I’m wondering why the second half of the dialogue has gotten so little attention through the series - it’s the jumping off point for a lot of neoplatonism. As far as I know the second half of Parmenides is what Plotinus is referring to when he talks about Plato‘s idea of the One; this seems ever clearer for Pseudo Dionysius; it probably what Ficcino means by, paraphrasing, Plato grasps the whole of theology in the Parmenides. But there’s a lot less grappling with the first half of the dialogue, since the third man argument is (correct this if I’m wrong) is reexpressed in a more discussed form in Aristotle. So why the focus on the first half - is it just interpretative difficulties? The second half is a lot of fun!

In reply to by Joseph Byrnes

Peter Adamson on 29 December 2022

Parmenides part 2

Thanks, that is a good question. I think if I were doing it now, with my more wall-to-wall-coverage approach, I would certainly say more about it than I did at the time. But I also have some sympathy for my former self (bear in mind this was at least ten years ago) because it is such a difficult text - hard to convey even what might possibly be going on in a way that would be interesting, and nothing at all one could say that is even remotely a matter of agreement among scholars. Same goes for the middle books of the Metaphysics which I also basically skipped. As I say, if I were doing it now, I would have more of a go at dealing with these texts but I'd probably just say "ok here are some prominent scholarly approaches, take your pick of what you think is most plausible."

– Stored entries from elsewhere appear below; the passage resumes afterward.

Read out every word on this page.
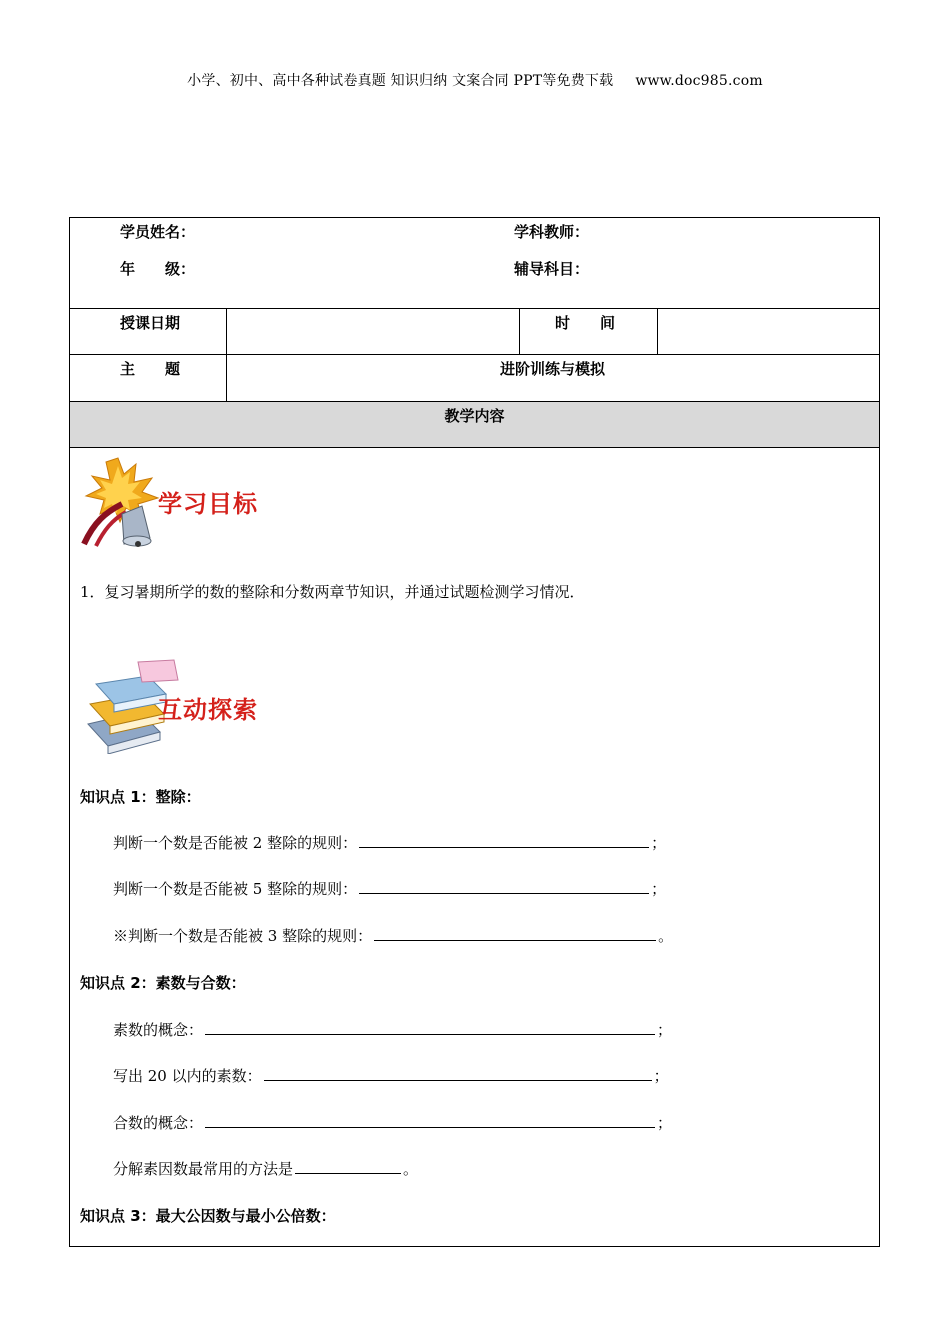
小学、初中、高中各种试卷真题 知识归纳 文案合同 PPT等免费下载 www.doc985.com
学员姓名：	学科教师：
年　　级：	辅导科目：
授课日期	时　　间
主　　题	进阶训练与模拟
教学内容
学习目标
1．复习暑期所学的数的整除和分数两章节知识，并通过试题检测学习情况．
互动探索
知识点 1：整除：
判断一个数是否能被 2 整除的规则：	；
判断一个数是否能被 5 整除的规则：	；
※判断一个数是否能被 3 整除的规则：	。
知识点 2：素数与合数：
素数的概念：	；
写出 20 以内的素数：	；
合数的概念：	；
分解素因数最常用的方法是	。
知识点 3：最大公因数与最小公倍数：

For what it's worth, I genuinely have no idea what Parmenides Part 2 is about, on any level: why he wrote it, what it has to do with Part 1, etc. I am simply baffled by it, and always have been since I first read it in grad school. I suspect that any interpretation is just going to be a wild guess (though some wild guesses are better than others) and though I have read some secondary literature on it, none of it ever came close to striking me as really compelling. So for that reason I am not too sorry I didn't get into it, I guess!